Em que hora do dia você sente que trabalha melhor? Você tem algum ritual de preparação para a escrita?
Acho que, no meu caso, o melhor momento para produzir um texto literário não depende da hora do dia, mas sim do nível da autoestima que nutri até o momento que decido escrever. Houve dias felizes nos meus textos em que eu produzi metade do conteúdo durante a tarde e outra durante a madrugada. Já concluí péssimas ideias assim, que depois foram descartadas. Por outro lado, já abandonei ideias de muita paixão por achar que “não tinha o direito de poluir uma coisa que poderia ser boa, mas que naquele momento se apresentavam na folha por um escritor medíocre”. Preferi as aspas para deixar claro que é um pensamento de terceiro, não meu. É um pensamento que passa, mas que me visita sempre que eu pretendo escrever alguma coisa. Às vezes eu consigo vencê-lo, às vezes não. Quando me sento para produzir um texto não organizo nada, deixo as coisas saírem grosseiramente. Não leio e guardo. Um tempo depois faço a leitura e então eu crio um roteiro. Aquela coisa de começo, meio e fim. Acrescento o que acho que é preciso e tiro o que acho que deve sair. Muitas vezes, o que decido que deve sair é a minha consciência e presença no texto. Então ele volta para o baú. Quando volto a trabalhar no texto, já enxergo com mais clareza, uma clareza de leitor. Assim tem “funcionado”. As aspas novamente porque funcionar é relativo. Muito relativo.

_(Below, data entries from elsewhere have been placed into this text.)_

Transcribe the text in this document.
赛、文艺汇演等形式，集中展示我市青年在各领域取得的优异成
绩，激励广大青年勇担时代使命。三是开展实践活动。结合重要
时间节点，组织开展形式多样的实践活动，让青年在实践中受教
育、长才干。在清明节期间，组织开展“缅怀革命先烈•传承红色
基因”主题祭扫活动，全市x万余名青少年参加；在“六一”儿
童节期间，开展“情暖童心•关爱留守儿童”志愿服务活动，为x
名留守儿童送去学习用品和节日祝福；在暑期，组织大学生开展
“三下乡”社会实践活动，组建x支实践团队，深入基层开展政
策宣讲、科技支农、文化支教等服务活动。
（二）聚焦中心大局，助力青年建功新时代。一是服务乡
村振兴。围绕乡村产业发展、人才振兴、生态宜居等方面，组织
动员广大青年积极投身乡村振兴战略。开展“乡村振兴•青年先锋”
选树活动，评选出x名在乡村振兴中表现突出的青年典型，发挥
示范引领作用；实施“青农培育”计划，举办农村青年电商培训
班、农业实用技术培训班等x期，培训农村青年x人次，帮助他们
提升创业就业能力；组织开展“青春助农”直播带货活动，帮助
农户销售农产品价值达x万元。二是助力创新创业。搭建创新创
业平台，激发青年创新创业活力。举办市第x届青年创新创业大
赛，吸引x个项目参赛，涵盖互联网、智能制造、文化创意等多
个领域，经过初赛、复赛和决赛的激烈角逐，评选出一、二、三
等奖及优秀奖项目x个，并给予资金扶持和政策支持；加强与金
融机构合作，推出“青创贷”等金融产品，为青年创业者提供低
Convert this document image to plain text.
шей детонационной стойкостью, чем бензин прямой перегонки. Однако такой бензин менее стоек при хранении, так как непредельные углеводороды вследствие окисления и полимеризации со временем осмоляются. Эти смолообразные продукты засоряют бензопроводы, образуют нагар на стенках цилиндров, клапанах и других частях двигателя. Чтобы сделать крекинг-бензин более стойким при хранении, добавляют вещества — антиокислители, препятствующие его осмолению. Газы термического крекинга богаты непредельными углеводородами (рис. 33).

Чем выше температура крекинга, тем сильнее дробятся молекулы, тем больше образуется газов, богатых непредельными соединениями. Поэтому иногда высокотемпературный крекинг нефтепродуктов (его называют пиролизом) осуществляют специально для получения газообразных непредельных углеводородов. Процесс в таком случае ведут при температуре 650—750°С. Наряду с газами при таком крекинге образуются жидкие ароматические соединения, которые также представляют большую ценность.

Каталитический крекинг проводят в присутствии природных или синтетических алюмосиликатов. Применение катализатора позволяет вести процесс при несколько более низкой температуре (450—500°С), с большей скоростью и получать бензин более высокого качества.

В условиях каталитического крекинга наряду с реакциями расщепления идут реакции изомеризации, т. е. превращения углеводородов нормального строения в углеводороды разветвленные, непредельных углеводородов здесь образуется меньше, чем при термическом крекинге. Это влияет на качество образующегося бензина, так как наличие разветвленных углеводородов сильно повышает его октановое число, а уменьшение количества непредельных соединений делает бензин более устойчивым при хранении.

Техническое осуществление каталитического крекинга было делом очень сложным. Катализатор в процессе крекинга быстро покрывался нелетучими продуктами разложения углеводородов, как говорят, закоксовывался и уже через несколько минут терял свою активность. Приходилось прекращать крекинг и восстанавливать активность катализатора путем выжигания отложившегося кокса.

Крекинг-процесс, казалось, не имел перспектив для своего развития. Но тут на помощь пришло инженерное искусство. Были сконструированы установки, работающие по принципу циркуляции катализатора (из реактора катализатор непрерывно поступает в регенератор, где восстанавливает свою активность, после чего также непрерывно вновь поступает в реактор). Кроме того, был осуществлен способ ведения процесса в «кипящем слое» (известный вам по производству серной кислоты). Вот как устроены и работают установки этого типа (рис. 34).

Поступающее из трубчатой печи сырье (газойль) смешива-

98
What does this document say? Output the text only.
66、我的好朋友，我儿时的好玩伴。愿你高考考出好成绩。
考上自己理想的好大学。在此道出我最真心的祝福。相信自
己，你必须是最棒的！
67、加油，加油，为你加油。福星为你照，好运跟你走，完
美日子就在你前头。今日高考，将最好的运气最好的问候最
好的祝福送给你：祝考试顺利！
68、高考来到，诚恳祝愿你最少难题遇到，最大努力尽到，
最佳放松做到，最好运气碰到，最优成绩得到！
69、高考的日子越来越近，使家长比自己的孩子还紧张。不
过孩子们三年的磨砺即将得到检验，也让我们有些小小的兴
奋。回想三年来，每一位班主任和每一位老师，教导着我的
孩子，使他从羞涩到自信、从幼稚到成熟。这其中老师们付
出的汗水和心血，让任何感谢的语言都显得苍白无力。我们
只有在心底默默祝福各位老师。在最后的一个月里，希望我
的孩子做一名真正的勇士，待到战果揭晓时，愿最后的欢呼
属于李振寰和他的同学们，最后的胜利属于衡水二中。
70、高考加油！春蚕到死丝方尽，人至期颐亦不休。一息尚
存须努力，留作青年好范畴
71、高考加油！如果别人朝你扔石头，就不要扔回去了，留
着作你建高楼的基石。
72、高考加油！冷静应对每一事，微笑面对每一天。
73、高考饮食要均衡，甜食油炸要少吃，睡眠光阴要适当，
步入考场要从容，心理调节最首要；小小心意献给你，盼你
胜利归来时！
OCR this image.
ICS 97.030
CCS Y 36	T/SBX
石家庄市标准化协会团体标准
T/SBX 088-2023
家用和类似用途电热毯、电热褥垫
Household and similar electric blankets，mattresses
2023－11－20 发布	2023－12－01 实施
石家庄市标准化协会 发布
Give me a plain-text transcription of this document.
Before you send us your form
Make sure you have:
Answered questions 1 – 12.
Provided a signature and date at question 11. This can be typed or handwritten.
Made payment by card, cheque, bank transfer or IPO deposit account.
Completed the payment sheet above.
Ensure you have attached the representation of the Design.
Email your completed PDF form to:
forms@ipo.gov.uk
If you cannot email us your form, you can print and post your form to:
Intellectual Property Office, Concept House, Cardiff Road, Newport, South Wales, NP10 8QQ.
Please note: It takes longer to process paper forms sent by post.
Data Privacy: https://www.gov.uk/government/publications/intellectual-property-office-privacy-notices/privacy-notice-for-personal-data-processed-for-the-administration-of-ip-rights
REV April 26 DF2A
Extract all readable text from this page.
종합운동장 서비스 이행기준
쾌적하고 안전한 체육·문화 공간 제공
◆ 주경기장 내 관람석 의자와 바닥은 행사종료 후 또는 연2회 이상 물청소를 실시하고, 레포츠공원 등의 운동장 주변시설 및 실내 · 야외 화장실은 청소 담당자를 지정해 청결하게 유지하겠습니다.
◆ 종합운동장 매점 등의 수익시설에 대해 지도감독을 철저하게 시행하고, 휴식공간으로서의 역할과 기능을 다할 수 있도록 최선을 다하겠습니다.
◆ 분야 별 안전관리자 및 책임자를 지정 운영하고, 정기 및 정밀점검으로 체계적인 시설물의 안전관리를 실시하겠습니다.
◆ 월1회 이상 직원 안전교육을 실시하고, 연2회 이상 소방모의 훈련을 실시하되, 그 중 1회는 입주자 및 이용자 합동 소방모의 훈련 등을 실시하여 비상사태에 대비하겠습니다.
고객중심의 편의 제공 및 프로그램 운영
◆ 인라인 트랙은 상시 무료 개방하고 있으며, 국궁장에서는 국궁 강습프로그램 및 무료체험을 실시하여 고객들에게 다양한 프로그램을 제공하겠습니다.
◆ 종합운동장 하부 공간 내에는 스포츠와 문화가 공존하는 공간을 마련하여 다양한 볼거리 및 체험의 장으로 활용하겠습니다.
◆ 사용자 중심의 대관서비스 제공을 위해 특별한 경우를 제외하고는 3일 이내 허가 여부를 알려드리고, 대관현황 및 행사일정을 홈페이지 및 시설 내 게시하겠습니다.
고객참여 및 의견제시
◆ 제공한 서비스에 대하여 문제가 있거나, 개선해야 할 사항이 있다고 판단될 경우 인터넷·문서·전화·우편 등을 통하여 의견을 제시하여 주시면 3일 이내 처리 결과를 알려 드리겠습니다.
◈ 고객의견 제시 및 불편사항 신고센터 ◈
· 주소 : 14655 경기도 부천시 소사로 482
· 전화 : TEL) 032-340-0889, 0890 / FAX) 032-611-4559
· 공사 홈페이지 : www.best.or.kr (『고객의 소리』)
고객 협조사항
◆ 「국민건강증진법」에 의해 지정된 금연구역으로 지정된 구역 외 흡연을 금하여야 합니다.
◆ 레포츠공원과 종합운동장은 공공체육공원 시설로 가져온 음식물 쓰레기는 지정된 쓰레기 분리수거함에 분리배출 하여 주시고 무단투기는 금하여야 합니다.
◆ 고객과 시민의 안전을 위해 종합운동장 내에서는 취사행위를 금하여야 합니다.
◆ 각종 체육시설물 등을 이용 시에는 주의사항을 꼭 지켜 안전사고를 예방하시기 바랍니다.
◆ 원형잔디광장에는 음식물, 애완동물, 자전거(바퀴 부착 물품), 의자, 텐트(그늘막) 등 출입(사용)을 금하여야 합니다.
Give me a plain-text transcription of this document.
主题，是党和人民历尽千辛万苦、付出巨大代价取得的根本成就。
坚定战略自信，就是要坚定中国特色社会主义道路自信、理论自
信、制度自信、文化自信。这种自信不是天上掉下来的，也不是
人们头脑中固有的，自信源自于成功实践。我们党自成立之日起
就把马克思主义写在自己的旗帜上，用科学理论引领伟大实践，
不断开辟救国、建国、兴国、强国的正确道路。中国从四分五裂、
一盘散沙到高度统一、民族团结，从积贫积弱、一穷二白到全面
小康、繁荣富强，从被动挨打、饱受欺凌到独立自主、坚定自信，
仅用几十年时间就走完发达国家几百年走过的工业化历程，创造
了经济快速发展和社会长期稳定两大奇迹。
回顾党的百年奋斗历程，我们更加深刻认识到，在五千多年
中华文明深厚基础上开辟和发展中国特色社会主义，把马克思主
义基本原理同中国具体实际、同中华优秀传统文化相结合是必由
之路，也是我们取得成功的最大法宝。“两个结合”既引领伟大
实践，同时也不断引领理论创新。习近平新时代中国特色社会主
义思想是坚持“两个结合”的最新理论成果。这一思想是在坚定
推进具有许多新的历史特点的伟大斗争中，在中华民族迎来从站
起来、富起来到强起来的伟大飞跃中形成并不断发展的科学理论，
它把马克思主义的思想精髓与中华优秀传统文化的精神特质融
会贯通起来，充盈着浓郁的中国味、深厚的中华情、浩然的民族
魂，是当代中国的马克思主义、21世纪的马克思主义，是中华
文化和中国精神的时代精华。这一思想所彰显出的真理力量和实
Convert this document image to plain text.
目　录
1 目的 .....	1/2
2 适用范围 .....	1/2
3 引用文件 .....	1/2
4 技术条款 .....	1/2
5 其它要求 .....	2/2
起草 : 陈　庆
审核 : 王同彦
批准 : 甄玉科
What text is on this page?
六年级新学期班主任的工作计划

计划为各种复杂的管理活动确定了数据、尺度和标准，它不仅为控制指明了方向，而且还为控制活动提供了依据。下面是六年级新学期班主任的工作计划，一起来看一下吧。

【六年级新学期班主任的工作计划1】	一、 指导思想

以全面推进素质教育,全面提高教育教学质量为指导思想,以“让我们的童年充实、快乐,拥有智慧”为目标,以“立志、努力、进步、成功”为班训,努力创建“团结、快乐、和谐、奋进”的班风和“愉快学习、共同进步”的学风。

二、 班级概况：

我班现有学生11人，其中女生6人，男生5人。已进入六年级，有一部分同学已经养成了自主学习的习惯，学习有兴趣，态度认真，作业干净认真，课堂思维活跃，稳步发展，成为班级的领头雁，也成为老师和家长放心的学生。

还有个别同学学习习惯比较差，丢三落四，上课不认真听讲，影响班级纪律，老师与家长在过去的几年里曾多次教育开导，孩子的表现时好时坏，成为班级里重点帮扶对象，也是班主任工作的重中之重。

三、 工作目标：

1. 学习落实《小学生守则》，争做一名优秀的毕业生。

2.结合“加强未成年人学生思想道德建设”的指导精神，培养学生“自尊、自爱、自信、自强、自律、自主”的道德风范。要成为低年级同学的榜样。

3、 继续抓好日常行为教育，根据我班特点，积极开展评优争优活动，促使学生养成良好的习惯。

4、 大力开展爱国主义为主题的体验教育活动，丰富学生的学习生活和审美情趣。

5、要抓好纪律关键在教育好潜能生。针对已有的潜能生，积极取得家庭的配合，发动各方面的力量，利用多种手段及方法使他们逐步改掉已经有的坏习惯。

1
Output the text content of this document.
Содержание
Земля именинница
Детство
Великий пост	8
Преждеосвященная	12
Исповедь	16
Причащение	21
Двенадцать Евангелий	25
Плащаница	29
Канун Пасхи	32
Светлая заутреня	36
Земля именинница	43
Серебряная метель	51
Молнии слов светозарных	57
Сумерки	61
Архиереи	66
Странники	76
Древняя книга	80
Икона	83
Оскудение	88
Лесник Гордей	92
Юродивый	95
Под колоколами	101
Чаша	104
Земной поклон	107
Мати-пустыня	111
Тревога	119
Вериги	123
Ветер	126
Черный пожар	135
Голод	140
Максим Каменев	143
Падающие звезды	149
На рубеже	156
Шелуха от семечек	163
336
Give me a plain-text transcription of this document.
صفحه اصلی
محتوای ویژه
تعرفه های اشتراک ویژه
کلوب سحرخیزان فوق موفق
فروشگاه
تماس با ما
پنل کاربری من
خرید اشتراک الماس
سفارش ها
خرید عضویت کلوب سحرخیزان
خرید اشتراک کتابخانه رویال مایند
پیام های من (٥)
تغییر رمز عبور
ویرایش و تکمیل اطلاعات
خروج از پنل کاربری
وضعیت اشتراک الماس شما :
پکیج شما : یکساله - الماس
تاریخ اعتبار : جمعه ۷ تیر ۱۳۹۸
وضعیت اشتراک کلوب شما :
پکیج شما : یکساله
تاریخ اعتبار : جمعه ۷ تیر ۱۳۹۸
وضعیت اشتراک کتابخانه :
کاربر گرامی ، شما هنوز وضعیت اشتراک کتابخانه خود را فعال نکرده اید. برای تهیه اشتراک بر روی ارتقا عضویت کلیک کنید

Você escreve um pouco todos os dias ou em períodos concentrados? Você tem uma meta de escrita diária?
Um sonho que tenho é poder escrever todos os dias. Não tem como colocar a culpa em ninguém, porque mesmo com a rotina metropolitana assustadora, eu poderia produzir mais do que produzo hoje. Acontece que, além do vício em vídeos de internet, também tenho um sério problema de desconforto. Não consigo escrever a mão coisas que não sejam curtas, como ideias para contos etc. Então meu consciente inventou uma tendinite. A verdade é que eu sinto dores mesmo, não consigo escrever com leveza, coloco muita força na caneta. Hoje o meu problema é também um computador; que não tenho. O que eu tinha se foi. Depois de onze anos de vídeos de internet, filmes piratas e documentos de Word inacabados. Estou ensaiando para comprar um novo, mas ai é outro problema. Eu ensaio muito e às vezes preciso usar dinheiro para outras coisas que se tornam mais importantes; calças, cuecas, filhos. Dinheiro é assim mesmo. Volta e meia eu tento estabelecer uma meta de escrita. Faço um blog e repito no espelho “Vou escrever um texto por dia”, mas acabo abandonando, esquecendo as senhas e eles se tornam cemitérios de textos no Google. Alguns eu nem sei mais como encontrar. Indigentes.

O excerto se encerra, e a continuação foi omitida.